Por 8 votos a 2, o Supremo Tribunal Federal (STF)
suspendeu o uso do voto impresso nas urnas eletrônicas nas eleições de outubro
deste ano. A decisão foi tomada nesta quarta-feira (6) a partir de uma ação da
Procuradoria-Geral da República (PGR) contra a impressão, sob a alegação de
violação do sigilo do voto.
A impressão do voto foi criada em 2015, pela
minirreforma eleitoral, com objetivo de garantir meios para embasar auditorias
nas urnas eletrônicas. Mesmo com a garantia da Justiça Eleitoral de que o
sistema de votação é seguro, questionamentos de alguns eleitores levaram o
Congresso Nacional a criar o voto impresso.
Apesar de ser chamado de voto impresso, o mecanismo
serve somente para auditoria das urnas eletrônicas, e o eleitor não fica com o
comprovante da votação.
Ao entrar na cabine, o eleitor digitaria o número de
seu candidato na urna eletrônica. Em
seguida, um comprovante para conferência apareceria no visor da urna. Se a
opção estivesse correta, o eleitor confirmaria o voto, e a impressão seria
direcionada para uma caixa lacrada, a ser analisada posteriormente pela Justiça
Eleitoral. A fiscalização confirmaria, então, se os votos computados batem com
os impressos.
No início do ano, o Tribunal Superior Eleitoral
(TSE) chegou a fazer uma licitação para instalar impressoras em 30 mil urnas
eletrônicas, o que representaria 5% do total, mas a compra foi suspensa. O
contrato seria de aproximadamente R$ 60 milhões. Com a decisão, o presidente do TSE e ministro
do STF, Luiz Fux, informou que a licitação será revogada. Fux estava impedido
de participar do julgamento.
Julgamento
Relator da ação da PGR, Gilmar Mendes votou pela
manutenção do voto impresso, mas entendeu que a impressão deve ser implementada
pela Justiça Eleitoral conforme a disponibilidade de recursos.

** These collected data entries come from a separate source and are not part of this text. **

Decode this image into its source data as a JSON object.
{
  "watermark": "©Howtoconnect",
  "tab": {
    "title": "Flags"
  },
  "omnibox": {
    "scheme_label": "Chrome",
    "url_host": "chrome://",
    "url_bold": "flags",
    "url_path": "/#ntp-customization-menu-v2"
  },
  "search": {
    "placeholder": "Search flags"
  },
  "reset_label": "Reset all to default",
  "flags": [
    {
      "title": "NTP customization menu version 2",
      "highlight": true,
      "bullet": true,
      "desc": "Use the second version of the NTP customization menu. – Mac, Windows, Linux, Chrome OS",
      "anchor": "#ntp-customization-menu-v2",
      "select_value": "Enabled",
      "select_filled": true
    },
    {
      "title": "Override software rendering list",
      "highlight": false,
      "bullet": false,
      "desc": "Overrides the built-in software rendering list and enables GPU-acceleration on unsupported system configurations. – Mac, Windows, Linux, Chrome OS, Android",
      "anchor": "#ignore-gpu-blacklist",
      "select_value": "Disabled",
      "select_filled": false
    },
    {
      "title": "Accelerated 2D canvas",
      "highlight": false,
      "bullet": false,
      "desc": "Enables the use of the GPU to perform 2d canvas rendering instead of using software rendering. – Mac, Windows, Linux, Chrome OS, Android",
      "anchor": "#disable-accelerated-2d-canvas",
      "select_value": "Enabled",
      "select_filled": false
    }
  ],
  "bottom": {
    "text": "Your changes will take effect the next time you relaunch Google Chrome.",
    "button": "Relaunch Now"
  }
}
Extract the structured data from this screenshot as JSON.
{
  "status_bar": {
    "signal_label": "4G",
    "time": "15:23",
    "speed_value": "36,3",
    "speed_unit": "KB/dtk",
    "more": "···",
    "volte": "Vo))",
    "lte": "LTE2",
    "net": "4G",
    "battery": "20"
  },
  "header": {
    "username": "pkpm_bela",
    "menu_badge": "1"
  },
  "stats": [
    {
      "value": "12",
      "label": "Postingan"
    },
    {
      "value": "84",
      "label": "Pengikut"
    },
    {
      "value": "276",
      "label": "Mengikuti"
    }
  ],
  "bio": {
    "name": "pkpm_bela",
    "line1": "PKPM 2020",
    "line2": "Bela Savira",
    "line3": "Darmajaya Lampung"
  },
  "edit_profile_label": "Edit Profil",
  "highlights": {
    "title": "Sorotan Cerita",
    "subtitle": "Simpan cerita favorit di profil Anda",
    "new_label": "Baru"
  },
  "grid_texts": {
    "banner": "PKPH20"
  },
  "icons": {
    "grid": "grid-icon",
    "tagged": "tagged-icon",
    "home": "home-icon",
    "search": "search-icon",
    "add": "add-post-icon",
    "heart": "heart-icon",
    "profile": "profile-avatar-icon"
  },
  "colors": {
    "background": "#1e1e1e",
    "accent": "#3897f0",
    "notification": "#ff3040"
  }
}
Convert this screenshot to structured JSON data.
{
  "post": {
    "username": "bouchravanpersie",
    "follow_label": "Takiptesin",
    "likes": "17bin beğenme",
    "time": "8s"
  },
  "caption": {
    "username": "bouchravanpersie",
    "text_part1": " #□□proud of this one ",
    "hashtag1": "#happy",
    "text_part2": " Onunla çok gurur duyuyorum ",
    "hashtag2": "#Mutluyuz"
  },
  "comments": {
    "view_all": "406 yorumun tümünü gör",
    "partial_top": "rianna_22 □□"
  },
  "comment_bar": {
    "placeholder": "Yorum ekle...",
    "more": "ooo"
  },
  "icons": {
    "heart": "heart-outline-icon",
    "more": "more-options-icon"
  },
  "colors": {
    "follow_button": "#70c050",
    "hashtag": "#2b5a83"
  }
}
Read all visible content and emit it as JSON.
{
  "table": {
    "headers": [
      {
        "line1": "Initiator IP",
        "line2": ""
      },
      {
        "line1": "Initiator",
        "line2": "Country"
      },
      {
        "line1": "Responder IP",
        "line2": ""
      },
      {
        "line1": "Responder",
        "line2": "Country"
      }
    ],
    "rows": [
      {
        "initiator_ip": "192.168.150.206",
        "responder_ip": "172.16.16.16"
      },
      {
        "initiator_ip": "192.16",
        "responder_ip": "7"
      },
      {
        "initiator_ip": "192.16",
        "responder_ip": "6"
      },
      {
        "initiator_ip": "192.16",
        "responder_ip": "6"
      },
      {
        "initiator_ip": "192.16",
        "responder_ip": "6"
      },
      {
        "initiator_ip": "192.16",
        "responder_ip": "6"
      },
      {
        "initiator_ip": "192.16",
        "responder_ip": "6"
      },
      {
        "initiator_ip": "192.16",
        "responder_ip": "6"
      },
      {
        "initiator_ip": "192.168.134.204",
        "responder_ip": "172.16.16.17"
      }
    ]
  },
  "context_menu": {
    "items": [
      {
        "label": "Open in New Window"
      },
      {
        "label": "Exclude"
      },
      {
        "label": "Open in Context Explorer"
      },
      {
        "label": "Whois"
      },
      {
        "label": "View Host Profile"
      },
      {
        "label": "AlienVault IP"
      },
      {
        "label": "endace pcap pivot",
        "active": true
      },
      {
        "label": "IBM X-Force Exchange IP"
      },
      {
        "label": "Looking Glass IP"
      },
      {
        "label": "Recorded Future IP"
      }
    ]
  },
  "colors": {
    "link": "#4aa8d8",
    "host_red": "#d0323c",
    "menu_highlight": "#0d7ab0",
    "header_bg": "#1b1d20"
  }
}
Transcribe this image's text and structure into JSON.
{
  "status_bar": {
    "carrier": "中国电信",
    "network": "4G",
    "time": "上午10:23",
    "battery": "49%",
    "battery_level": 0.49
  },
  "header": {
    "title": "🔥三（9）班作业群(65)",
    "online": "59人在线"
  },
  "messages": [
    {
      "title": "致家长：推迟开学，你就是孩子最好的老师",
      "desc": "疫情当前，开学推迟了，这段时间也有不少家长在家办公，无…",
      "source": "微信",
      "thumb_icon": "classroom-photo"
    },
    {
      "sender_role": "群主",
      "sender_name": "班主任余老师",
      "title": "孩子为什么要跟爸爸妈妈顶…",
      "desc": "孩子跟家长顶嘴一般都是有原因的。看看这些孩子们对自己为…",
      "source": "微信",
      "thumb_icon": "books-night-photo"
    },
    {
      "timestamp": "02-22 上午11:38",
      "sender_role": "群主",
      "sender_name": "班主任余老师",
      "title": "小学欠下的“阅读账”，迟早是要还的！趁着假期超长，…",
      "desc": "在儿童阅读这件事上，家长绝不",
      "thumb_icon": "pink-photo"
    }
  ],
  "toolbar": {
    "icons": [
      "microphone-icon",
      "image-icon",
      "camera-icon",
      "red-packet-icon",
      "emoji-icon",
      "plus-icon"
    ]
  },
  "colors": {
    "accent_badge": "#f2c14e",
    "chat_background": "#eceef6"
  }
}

Em seu voto, o
ministro também criticou pessoas que contestam a segurança e confiabilidade das
urnas eletrônicas. O entendimento foi acompanhado por Dias Toffoli.
“Há uma ideia de que a votação, toda ela, no Brasil,
é fraudada, e que o eleitor vai ter o voto impresso e vai levar para casa. Vai
colocar no bolso e levar para casa. Daqui a pouco, farão uma apuração
particular. Vende-se um tipo de ilusão. Beira ou já ultrapassou os limites do
ridículo”,afirmou.
A divergência foi aberta pelo ministro Alexandre de
Moraes, que votou contra a norma que criou o voto impresso por entender que a
medida compromete a confidencialidade do voto. Segundo Moraeso, a impressão
permite a possibilidade de identificação do eleitor, podendo causar pressão
indevida para que o cidadão vote em favor de alguém.
"Se será impresso alguma coisa para fazer a conferência,
alguém vai ter que colocar esse voto impresso em algum lugar, vai poder ter
conhecimento desse voto impresso.", argumentou Moraes.
Luís Roberto Barroso, que também votou contra a
impressão, disse que não há evidência de fraude que justifique a implantação do
voto impresso. Barroso argumentou que também inviabilizam o voto impresso o
alto custo de implementação, de aproximadamente de R$ 2 bilhões, e o risco da
quebra de sigilo.
"Os controles atualmente existentes são
suficientes, não envolvem custos elevados. Nada documenta que tenha ocorrido
quebra da segurança ou que tenha ocorrido fraude", acrescentou Barroso.
A presidente do STF, Cármen Lúcia, também reforçou
que não há indícios de fraude que justifiquem o uso do voto impresso, que
poderia quebrar o sigilo. "É preciso que a gente aprenda a confiar nas
instituições brasileiras, especialmente nas que dão certo, e a Justiça
Eleitoral tem dado certo. O processo de voto eletrônico e da urna eletrônica
tem dado certo”, afirmou.
O entendimento contra a impressão também foi
acompanhado pelos ministros Edson Fachin, Rosa Weber, Marco Aurélio, Ricardo
Lewandowski e Celso de Mello.
Suspeitas
de fraude
O advogado Alberto Emanuel Malta, representante do
Sindicato dos Nacional dos Peritos Criminais Federais, defendeu, durante o
julgamento, o uso do voto do impresso para aprimorar a segurança da votação.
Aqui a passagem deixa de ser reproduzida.